Cuando se empezó a hablar de la globalización, por parte sobre todo de sus enemigos, se dijo que este fenómeno deja obsoleto el Estado, las instituciones democráticas, que se veían aniquiladas ante el poder del dinero transnacional. Los que nunca habían creído en la democracia empezaban a decir que quien dirigía el mundo eran los mercados, y empezaban a reclamar que la democracia tuviera un peso real -¡democracia real, ya!, dijeron después-, aunque luego no hacían muchos de esfuerzos para contar votos cuando la gente acudía a las urnas (entonces, ay, siempre miran hacia otro lado).
Lo más curioso de todos estos posicionamientos es que siempre surge gente que nos explica qué quiere el pueblo, qué es el pueblo, qué necesita el pueblo, hacia donde debe ir el pueblo, etc., como si «el pueblo» -también Cataluña cuando alguno de estos populistas hablan desde posiciones soberanistas- fuera una especie de monstruo invisible que sólo tiene contacto con ellos, una quimera que habla sólo a través de algunas voces iluminadas.
Pues bien: el pueblo se expresa mediante el voto, y elige sus representantes en unas instituciones nacionales, las cuales, al contrario de lo que se decía, son las que han tenido que solucionar el descalabro financiero. Ahora resulta que tenían más poder, más relevancia de la que nos decían. Así, no sólo es falso que el Estado no juega ningún papel sino que si no fuera por los estados la cosa habría ido mucho peor. E incluso es posible que los que no tienen Estado (como nosotros) tengan menos posibilidades de ponerse vendas en las heridas de esta cruel tesitura. Así, es muy probable que esta ‘necesidad de estado’ ante la crisis sea un detonante decisivo de cara a la emancipación nacional catalana a corto plazo.
No sólo el relato antiglobalización era una patraña -una exageración, un maximalismo, un pintar todo negro porque se tiene la pintura blanca que lo arreglará todo- sino que estamos viendo que son los Estados los que ponen los parches contra la crisis, y no cualquiera de las supuestas instituciones -el FMI, el G-20, etc.- que se nos decía que gobernaban el mundo. Estas sólo intentan poner las bases de una gobernanza mundial aún en pañales, son, en el mejor de los casos, un médico ineficaz, pero no la enfermedad.

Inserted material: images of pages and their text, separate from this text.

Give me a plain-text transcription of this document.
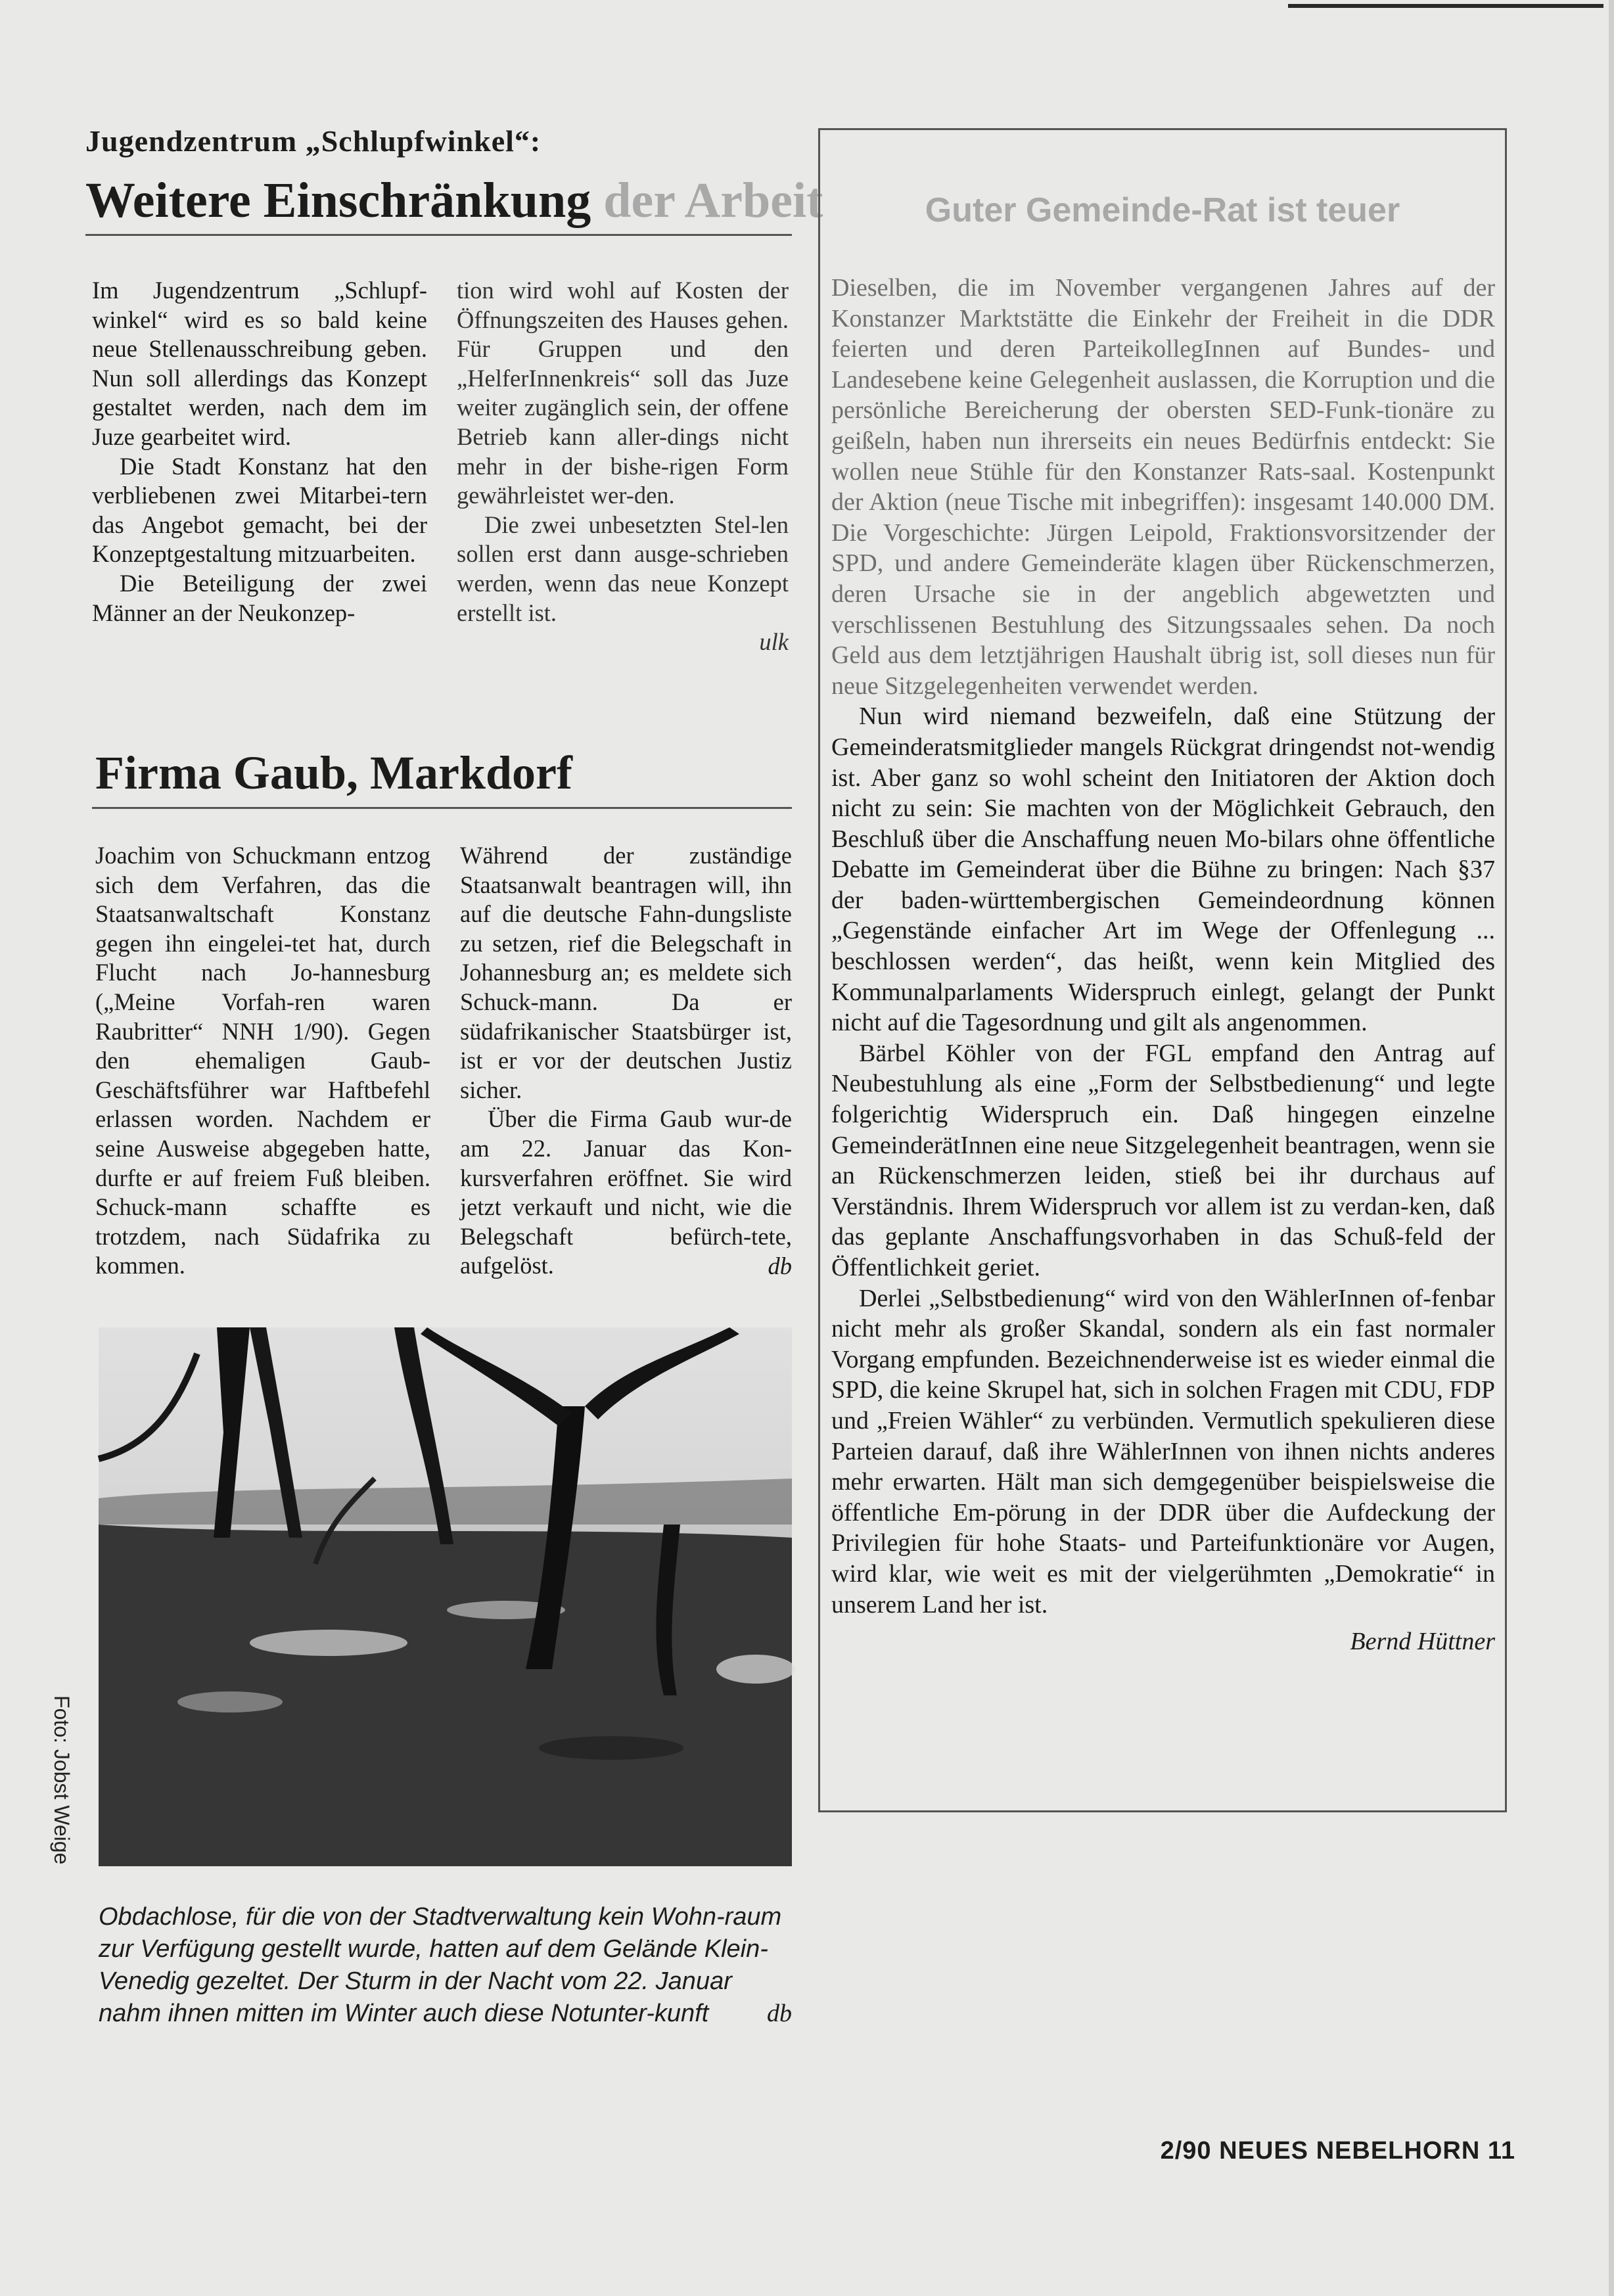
Jugendzentrum „Schlupfwinkel“:
Weitere Einschränkung der Arbeit

Im Jugendzentrum „Schlupf-winkel“ wird es so bald keine neue Stellenausschreibung geben. Nun soll allerdings das Konzept gestaltet werden, nach dem im Juze gearbeitet wird.

Die Stadt Konstanz hat den verbliebenen zwei Mitarbei-tern das Angebot gemacht, bei der Konzeptgestaltung mitzuarbeiten.

Die Beteiligung der zwei Männer an der Neukonzep-

tion wird wohl auf Kosten der Öffnungszeiten des Hauses gehen. Für Gruppen und den „HelferInnenkreis“ soll das Juze weiter zugänglich sein, der offene Betrieb kann aller-dings nicht mehr in der bishe-rigen Form gewährleistet wer-den.

Die zwei unbesetzten Stel-len sollen erst dann ausge-schrieben werden, wenn das neue Konzept erstellt ist.

ulk

Firma Gaub, Markdorf

Joachim von Schuckmann entzog sich dem Verfahren, das die Staatsanwaltschaft Konstanz gegen ihn eingelei-tet hat, durch Flucht nach Jo-hannesburg („Meine Vorfah-ren waren Raubritter“ NNH 1/90). Gegen den ehemaligen Gaub-Geschäftsführer war Haftbefehl erlassen worden. Nachdem er seine Ausweise abgegeben hatte, durfte er auf freiem Fuß bleiben. Schuck-mann schaffte es trotzdem, nach Südafrika zu kommen.

Während der zuständige Staatsanwalt beantragen will, ihn auf die deutsche Fahn-dungsliste zu setzen, rief die Belegschaft in Johannesburg an; es meldete sich Schuck-mann. Da er südafrikanischer Staatsbürger ist, ist er vor der deutschen Justiz sicher.

Über die Firma Gaub wur-de am 22. Januar das Kon-kursverfahren eröffnet. Sie wird jetzt verkauft und nicht, wie die Belegschaft befürch-tete, aufgelöst.	db

Foto: Jobst Weige
Obdachlose, für die von der Stadtverwaltung kein Wohn-raum zur Verfügung gestellt wurde, hatten auf dem Gelände Klein-Venedig gezeltet. Der Sturm in der Nacht vom 22. Januar nahm ihnen mitten im Winter auch diese Notunter-kunft db
Guter Gemeinde-Rat ist teuer

Dieselben, die im November vergangenen Jahres auf der Konstanzer Marktstätte die Einkehr der Freiheit in die DDR feierten und deren ParteikollegInnen auf Bundes- und Landesebene keine Gelegenheit auslassen, die Korruption und die persönliche Bereicherung der obersten SED-Funk-tionäre zu geißeln, haben nun ihrerseits ein neues Bedürfnis entdeckt: Sie wollen neue Stühle für den Konstanzer Rats-saal. Kostenpunkt der Aktion (neue Tische mit inbegriffen): insgesamt 140.000 DM. Die Vorgeschichte: Jürgen Leipold, Fraktionsvorsitzender der SPD, und andere Gemeinderäte klagen über Rückenschmerzen, deren Ursache sie in der angeblich abgewetzten und verschlissenen Bestuhlung des Sitzungssaales sehen. Da noch Geld aus dem letztjährigen Haushalt übrig ist, soll dieses nun für neue Sitzgelegenheiten verwendet werden.

Nun wird niemand bezweifeln, daß eine Stützung der Gemeinderatsmitglieder mangels Rückgrat dringendst not-wendig ist. Aber ganz so wohl scheint den Initiatoren der Aktion doch nicht zu sein: Sie machten von der Möglichkeit Gebrauch, den Beschluß über die Anschaffung neuen Mo-bilars ohne öffentliche Debatte im Gemeinderat über die Bühne zu bringen: Nach §37 der baden-württembergischen Gemeindeordnung können „Gegenstände einfacher Art im Wege der Offenlegung ... beschlossen werden“, das heißt, wenn kein Mitglied des Kommunalparlaments Widerspruch einlegt, gelangt der Punkt nicht auf die Tagesordnung und gilt als angenommen.

Bärbel Köhler von der FGL empfand den Antrag auf Neubestuhlung als eine „Form der Selbstbedienung“ und legte folgerichtig Widerspruch ein. Daß hingegen einzelne GemeinderätInnen eine neue Sitzgelegenheit beantragen, wenn sie an Rückenschmerzen leiden, stieß bei ihr durchaus auf Verständnis. Ihrem Widerspruch vor allem ist zu verdan-ken, daß das geplante Anschaffungsvorhaben in das Schuß-feld der Öffentlichkeit geriet.

Derlei „Selbstbedienung“ wird von den WählerInnen of-fenbar nicht mehr als großer Skandal, sondern als ein fast normaler Vorgang empfunden. Bezeichnenderweise ist es wieder einmal die SPD, die keine Skrupel hat, sich in solchen Fragen mit CDU, FDP und „Freien Wähler“ zu verbünden. Vermutlich spekulieren diese Parteien darauf, daß ihre WählerInnen von ihnen nichts anderes mehr erwarten. Hält man sich demgegenüber beispielsweise die öffentliche Em-pörung in der DDR über die Aufdeckung der Privilegien für hohe Staats- und Parteifunktionäre vor Augen, wird klar, wie weit es mit der vielgerühmten „Demokratie“ in unserem Land her ist.

Bernd Hüttner

2/90 NEUES NEBELHORN 11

La antiglobalización fue el antifascismo de nuestra generación. Como no había dictador ni caballos totalitarios ante los que correr, nos creímos que vivíamos en un mundo despótico, gobernado por poderes invisibles que nos manejaban la vida publicitariamente, en una alucinación sin ningún sentido, como este ‘Monstruo amable’ risueño y todopoderoso que Raffaele Simone inventa para oponerse simbólicamente y ganarle sobre el papel, todo con la intención de dar un nuevo relato a la izquierda mundial. Lo primero que hay que hacer es, sin embargo, describir bien el problema y no inventarse enemigos invisibles o inexistentes -el ideòlego cazafantasmas, podríamos decir-, todo para tener la sensación de una lucha entre morales en la que siempre son los mismos los que se arrogan el papel de héroes libertarios.
No nos gobierna la tecnocracia ni el libre mercado global: esto existe, sin duda, pero necesita del Estado para funcionar mejor. No hay lucha entre estas entidades sino colaboración necesaria. Quien acaba rescatando a los vergonzosos bancos en quiebra son los estados, y también quien hace las reformas legales necesarias para que todo ello mejore un poco. Y será el Estado español quien recibirá todas las quejas, quien sufrirá los disturbios ‘a la griega’ que sólo podemos temer muy pronto en nuestras calles. En nuestro caso será llamativo, sin Estado propio tendremos que aguantar a los justicieros que se oponen a las instituciones con fuego y humo.
Hemos visto esta semana, en un plano más simbólico, todos los aspavientos que ha hecho España ante la burla francesa en torno a su dopaje deportivo. Enseguida se han sacado todas las banderas de la pureza de la sangre atlética española, como si fuera una afrenta al orgullo nacional que algunos deportistas sean descalificados porque abusan de ciertas pastillitas de colores.
Quien diga que esto no es nacionalismo -esa defensa acrítica de «los míos», sin más pruebas; España y la bandera por encima de todo- que se lo haga mirar, y quien diga que él es un ‘ciudadano del mundo’ y después calle o no denuncie la mascarada patriótica que acompaña a estos posicionamientos que nos deje de dar lecciones patéticas de cosmopolitismo. No sólo no es cierto que no existe el Estado sino que el nacionalismo de estado es la fuerza motriz de muchos carnavales, los cuales, sin embargo, pasan inadvertidos a la mayoría de almas candorosas, más apresuradas en perseguir cosas que no se pueden mencionar que en describir los verdaderos problemas del mundo con acierto y medida.